Roma, 6 ago. (askanews) – E’ “verosimile” che le azioni del ministro della Giustizia, Carlo Nordio, del ministro dell’Interno, Matteo Piantedosi, e del sottosegretario alla presidenza del consiglio Alfredo Mantovano nella vicenda Almasri siano dovute alle “preoccupazioni” palesate dal direttore dell’Aise Giovanni Caravelli su “possibili ritorsioni per i cittadini e gli interessi italiani in Libia” ma “è evidente che così facendo” i componenti del governo “hanno tutti concorso nell’aiutare Almasri a sottrarsi al mandato di arresto internazionale della Corte penale internazionale e ad eludere le indagini della Corte stessa”. È quanto sostiene il Tribunale dei ministri nella richiesta inviata ieri sera alla Camera di autorizzazione a procedere per Nordio, Piantedosi e Mantovano. Per i giudici, in ogni caso, “non vi era alcun pericolo concreto e attuale” di ritorsioni come invece accaduto con l’arresto in Iran della giornalista Cecilia Sala in seguito dell’arresto in Italia di un cittadino iraniano.
Il primo a parlare di ritorsioni e a fare un parallelismo con la vicenda Sala, si legge negli atti del Tribunale dei ministri, è stato Caravelli riferendo i contenuti di una riunione convocata da Mantovano il 19 gennaio sulle “possibili implicazioni” che l’arresto di Almasri “poteva avere sulla sicurezza dei cittadini italiani e degli interessi anche economici dell’Italia in Libia”. Alla riunione erano presenti anche Piantedosi, il ministro degli Esteri Antonio Tajani, il Capo della Polizia Vittorio Pisani ed il Prefetto Rizzi, Direttore Generale del DIS. In quella riunione il numero uno dell’Aise aveva spiegato che “il generale Almasri era un elemento di vertice della forza di deterrenza speciale denominata Rada Force” che “operava in quartieri nevralgici della capitale libica, compreso quello dove sono dislocate l’ambasciata italiana e la residenza dell’ambasciatore, aveva la responsabilità dell’aeroporto Mitiga di Tripoli e gestiva il carcere speciale di detenzione nei pressi dell’aeroporto”. Nella stessa riunione Caravelli aveva sottolineato “la molto proficua collaborazione con la Rada nel contrasto ad attività criminose di vario genere” tra cui il traffico di esseri umani.

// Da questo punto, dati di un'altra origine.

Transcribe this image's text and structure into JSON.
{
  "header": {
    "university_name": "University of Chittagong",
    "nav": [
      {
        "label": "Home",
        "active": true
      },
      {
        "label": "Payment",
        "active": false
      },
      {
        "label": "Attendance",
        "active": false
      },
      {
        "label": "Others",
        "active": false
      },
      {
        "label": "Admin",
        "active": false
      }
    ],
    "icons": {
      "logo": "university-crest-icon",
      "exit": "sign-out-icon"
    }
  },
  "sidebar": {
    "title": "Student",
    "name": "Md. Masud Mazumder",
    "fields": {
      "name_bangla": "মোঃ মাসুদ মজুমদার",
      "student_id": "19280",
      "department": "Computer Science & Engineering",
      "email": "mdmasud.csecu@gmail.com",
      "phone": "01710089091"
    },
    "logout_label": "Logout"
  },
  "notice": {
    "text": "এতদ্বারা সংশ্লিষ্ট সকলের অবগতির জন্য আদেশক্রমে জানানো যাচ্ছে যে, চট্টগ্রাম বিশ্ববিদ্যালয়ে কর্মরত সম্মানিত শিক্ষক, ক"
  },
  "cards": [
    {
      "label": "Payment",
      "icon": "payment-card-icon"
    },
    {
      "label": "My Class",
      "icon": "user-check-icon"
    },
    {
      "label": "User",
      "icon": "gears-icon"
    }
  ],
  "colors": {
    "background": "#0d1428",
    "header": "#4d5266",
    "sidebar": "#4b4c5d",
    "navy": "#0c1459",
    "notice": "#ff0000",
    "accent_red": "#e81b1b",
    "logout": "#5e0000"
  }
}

Pur non avendo ricevuto notizia di specifiche minacce di attentati o atti di rappresaglia nei confronti di cittadini italiani in Libia, Caravelli aveva spiegato che “c’era molta agitazione ed indicatori di possibili ritorsioni nei confronti dei circa cinquecento cittadini italiani che in qualche maniera vivono a Tripoli o arrivano a Tripoli o in Libia e nei confronti degli interessi italiani, nello stabilimento gestito in comproprietà da ENI e dalla National Oil libica a Mellitah, vicino al confine con la Tunisia”.
“Ricordando il recente precedente di Cecilia Sala arrestata in Iran”, Caravelli “ipotizzava che la Rada Force, gestendo l’attività di polizia giudiziaria, avrebbe potuto effettuare dei ‘fermi’ di nostri cittadini all’ingresso nel paese e sul territorio libico o perquisizioni negli uffici dell’Eni”. Per Caravelli inoltre “Almasri era una figura di spicco e molto ben considerata e l’Aise non era a conoscenza che ci fosse un indagine presso la Cpi, cosa che avevano, a suo dire, scoperto dopo l’arresto”. “Circostanza quest’ultima – annotano i giudici – poco verosimile”.

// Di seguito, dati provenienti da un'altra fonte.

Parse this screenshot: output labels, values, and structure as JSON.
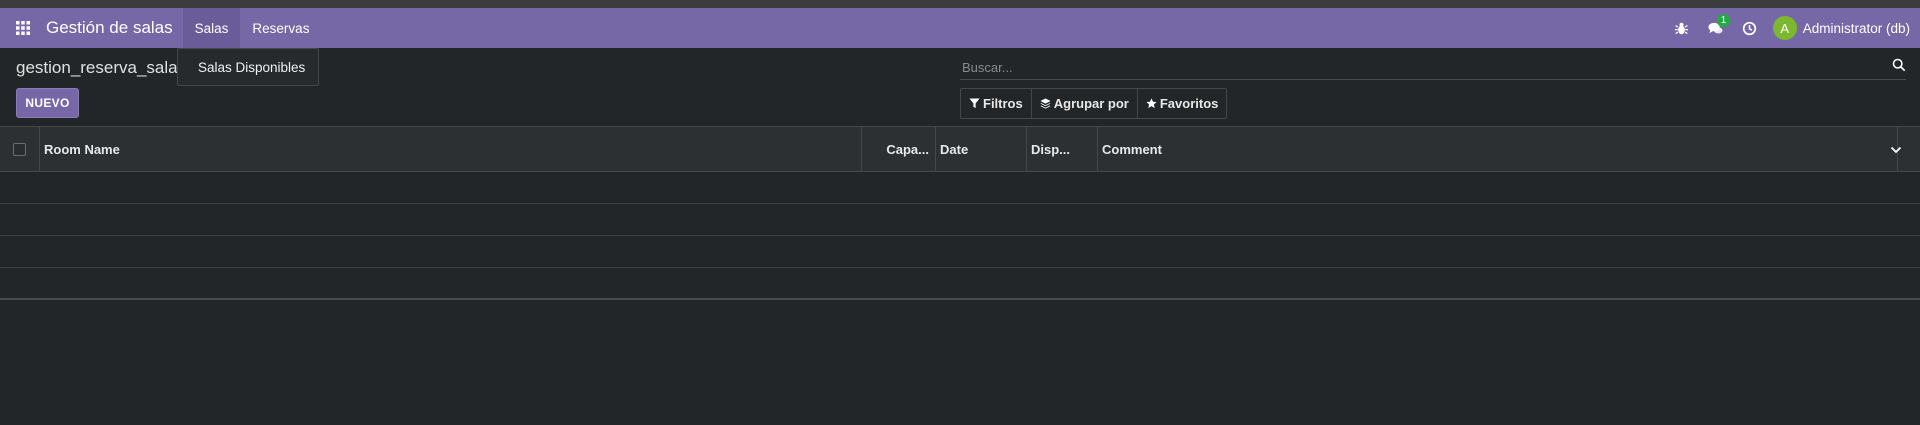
{
  "navbar": {
    "app_title": "Gestión de salas",
    "menu": [
      {
        "label": "Salas",
        "active": true
      },
      {
        "label": "Reservas",
        "active": false
      }
    ],
    "messages_badge": "1",
    "user_initial": "A",
    "user_name": "Administrator (db)",
    "colors": {
      "navbar": "#7667a6",
      "avatar": "#7cb82f",
      "badge": "#28a745"
    }
  },
  "dropdown": {
    "items": [
      "Salas Disponibles"
    ]
  },
  "control_panel": {
    "breadcrumb": "gestion_reserva_sala",
    "new_button": "NUEVO",
    "search_placeholder": "Buscar...",
    "filters_label": "Filtros",
    "group_by_label": "Agrupar por",
    "favorites_label": "Favoritos"
  },
  "table": {
    "columns": [
      "Room Name",
      "Capa...",
      "Date",
      "Disp...",
      "Comment"
    ],
    "rows": []
  },
  "icons": [
    "apps-grid-icon",
    "bug-icon",
    "chat-icon",
    "clock-icon",
    "search-icon",
    "filter-icon",
    "layers-icon",
    "star-icon",
    "chevron-down-icon"
  ]
}
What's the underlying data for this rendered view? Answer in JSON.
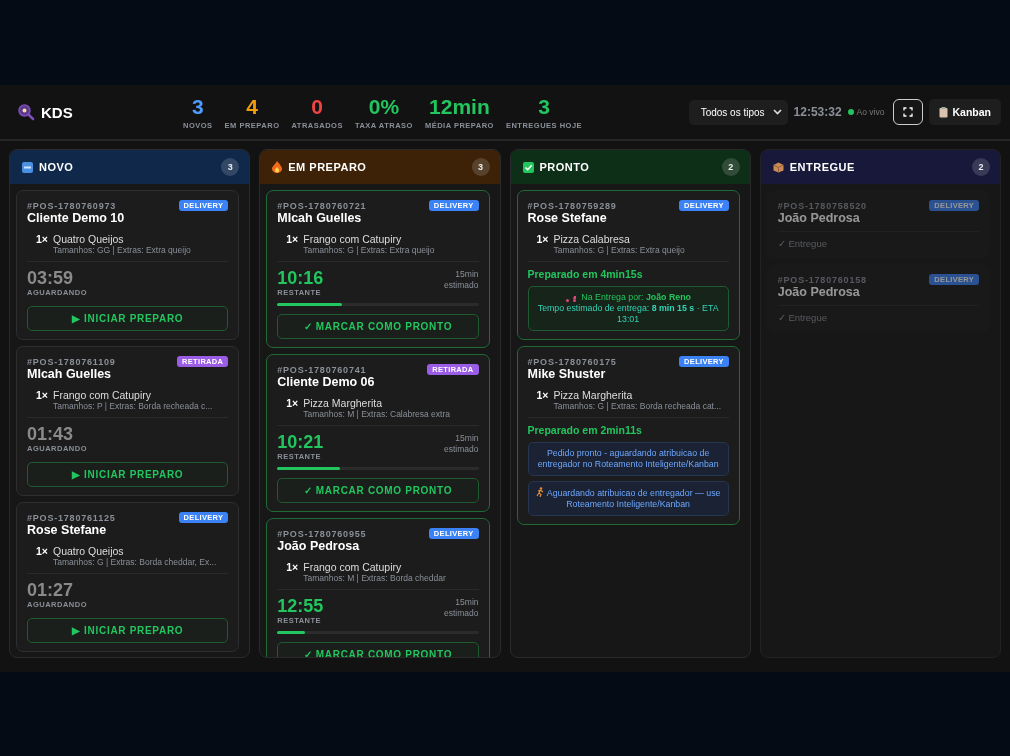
{
  "header": {
    "logo": "KDS",
    "stats": [
      {
        "value": "3",
        "label": "NOVOS",
        "color": "#4d9bff"
      },
      {
        "value": "4",
        "label": "EM PREPARO",
        "color": "#f59e0b"
      },
      {
        "value": "0",
        "label": "ATRASADOS",
        "color": "#ef4444"
      },
      {
        "value": "0%",
        "label": "TAXA ATRASO",
        "color": "#22c55e"
      },
      {
        "value": "12min",
        "label": "MÉDIA PREPARO",
        "color": "#22c55e"
      },
      {
        "value": "3",
        "label": "ENTREGUES HOJE",
        "color": "#22c55e"
      }
    ],
    "filter": {
      "value": "Todos os tipos"
    },
    "clock": "12:53:32",
    "live": {
      "label": "Ao vivo",
      "on": true
    },
    "kanban_button": "Kanban"
  },
  "columns": [
    {
      "title": "NOVO",
      "count": "3",
      "kind": "novo",
      "color": "#10284a",
      "orders": [
        {
          "kind": "waiting",
          "id": "#POS-1780760973",
          "customer": "Cliente Demo 10",
          "badge": {
            "label": "DELIVERY",
            "kind": "delivery"
          },
          "items": [
            {
              "qty": "1×",
              "name": "Quatro Queijos",
              "details": "Tamanhos: GG | Extras: Extra queijo"
            }
          ],
          "timer": "03:59",
          "timer_label": "AGUARDANDO",
          "action": "▶ INICIAR PREPARO"
        },
        {
          "kind": "waiting",
          "id": "#POS-1780761109",
          "customer": "MIcah Guelles",
          "badge": {
            "label": "RETIRADA",
            "kind": "retirada"
          },
          "items": [
            {
              "qty": "1×",
              "name": "Frango com Catupiry",
              "details": "Tamanhos: P | Extras: Borda recheada c..."
            }
          ],
          "timer": "01:43",
          "timer_label": "AGUARDANDO",
          "action": "▶ INICIAR PREPARO"
        },
        {
          "kind": "waiting",
          "id": "#POS-1780761125",
          "customer": "Rose Stefane",
          "badge": {
            "label": "DELIVERY",
            "kind": "delivery"
          },
          "items": [
            {
              "qty": "1×",
              "name": "Quatro Queijos",
              "details": "Tamanhos: G | Extras: Borda cheddar, Ex..."
            }
          ],
          "timer": "01:27",
          "timer_label": "AGUARDANDO",
          "action": "▶ INICIAR PREPARO"
        }
      ]
    },
    {
      "title": "EM PREPARO",
      "count": "3",
      "kind": "preparo",
      "color": "#3d2208",
      "orders": [
        {
          "kind": "preparing",
          "id": "#POS-1780760721",
          "customer": "MIcah Guelles",
          "badge": {
            "label": "DELIVERY",
            "kind": "delivery"
          },
          "items": [
            {
              "qty": "1×",
              "name": "Frango com Catupiry",
              "details": "Tamanhos: G | Extras: Extra queijo"
            }
          ],
          "timer": "10:16",
          "timer_label": "RESTANTE",
          "estimate": "15min",
          "estimate_label": "estimado",
          "level": 0.32,
          "action": "✓ MARCAR COMO PRONTO"
        },
        {
          "kind": "preparing",
          "id": "#POS-1780760741",
          "customer": "Cliente Demo 06",
          "badge": {
            "label": "RETIRADA",
            "kind": "retirada"
          },
          "items": [
            {
              "qty": "1×",
              "name": "Pizza Margherita",
              "details": "Tamanhos: M | Extras: Calabresa extra"
            }
          ],
          "timer": "10:21",
          "timer_label": "RESTANTE",
          "estimate": "15min",
          "estimate_label": "estimado",
          "level": 0.31,
          "action": "✓ MARCAR COMO PRONTO"
        },
        {
          "kind": "preparing",
          "id": "#POS-1780760955",
          "customer": "João Pedrosa",
          "badge": {
            "label": "DELIVERY",
            "kind": "delivery"
          },
          "items": [
            {
              "qty": "1×",
              "name": "Frango com Catupiry",
              "details": "Tamanhos: M | Extras: Borda cheddar"
            }
          ],
          "timer": "12:55",
          "timer_label": "RESTANTE",
          "estimate": "15min",
          "estimate_label": "estimado",
          "level": 0.14,
          "action": "✓ MARCAR COMO PRONTO"
        }
      ]
    },
    {
      "title": "PRONTO",
      "count": "2",
      "kind": "pronto",
      "color": "#0d2e17",
      "orders": [
        {
          "kind": "ready",
          "id": "#POS-1780759289",
          "customer": "Rose Stefane",
          "badge": {
            "label": "DELIVERY",
            "kind": "delivery"
          },
          "items": [
            {
              "qty": "1×",
              "name": "Pizza Calabresa",
              "details": "Tamanhos: G | Extras: Extra queijo"
            }
          ],
          "prepared": "Preparado em 4min15s",
          "notes": [
            {
              "kind": "courier",
              "lines": [
                "Na Entrega por: **João Reno**",
                "Tempo estimado de entrega: **8 min 15 s** · ETA 13:01"
              ]
            }
          ]
        },
        {
          "kind": "ready",
          "id": "#POS-1780760175",
          "customer": "Mike Shuster",
          "badge": {
            "label": "DELIVERY",
            "kind": "delivery"
          },
          "items": [
            {
              "qty": "1×",
              "name": "Pizza Margherita",
              "details": "Tamanhos: G | Extras: Borda recheada cat..."
            }
          ],
          "prepared": "Preparado em 2min11s",
          "notes": [
            {
              "kind": "info",
              "lines": [
                "Pedido pronto - aguardando atribuicao de entregador no Roteamento Inteligente/Kanban"
              ]
            },
            {
              "kind": "waiting",
              "lines": [
                "Aguardando atribuicao de entregador — use Roteamento Inteligente/Kanban"
              ]
            }
          ]
        }
      ]
    },
    {
      "title": "ENTREGUE",
      "count": "2",
      "kind": "entregue",
      "color": "#17183a",
      "orders": [
        {
          "kind": "delivered",
          "id": "#POS-1780758520",
          "customer": "João Pedrosa",
          "badge": {
            "label": "DELIVERY",
            "kind": "delivery"
          },
          "status": "✓ Entregue"
        },
        {
          "kind": "delivered",
          "id": "#POS-1780760158",
          "customer": "João Pedrosa",
          "badge": {
            "label": "DELIVERY",
            "kind": "delivery"
          },
          "status": "✓ Entregue"
        }
      ]
    }
  ]
}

“A fronte dei paventati pericoli” per l’Aise “non erano percorribili soluzioni alternative, come ad esempio il rimpatrio dei cittadini italiani in Libia, perché ciò avrebbe richiesto dei tempi lunghi e, comunque, una simile operazione avrebbe potuto essere ostacolata dalla Rada che aveva il controllo dell’aeroporto. In ogni caso, sarebbero rimasti esposti a possibili ritorsioni gli interessi stanziali in Libia”.
Per il tribunale dei ministri “nessuna delle paventate generiche ritorsioni si era estrinsecata in una minaccia concreta, dotata di una certa consistenza”: per i giudici la valutazione è stata “meramente soggettiva, riferita al solo stato d’animo di un agente e al suo personale convincimento”.
Scrivono i giudici: “Il parallelismo con il caso di Cecilia Sala, già arrestata e posta in carcere in Iran, apparentemente senza alcun motivo, come ritorsione, questa sì concreta e attuale, all’arresto del cittadino iraniano operato in Italia, su mandato di arresto degli Stati Uniti, conferma al contrario che, nel caso in esame, non vi era alcun pericolo concreto e attuale”.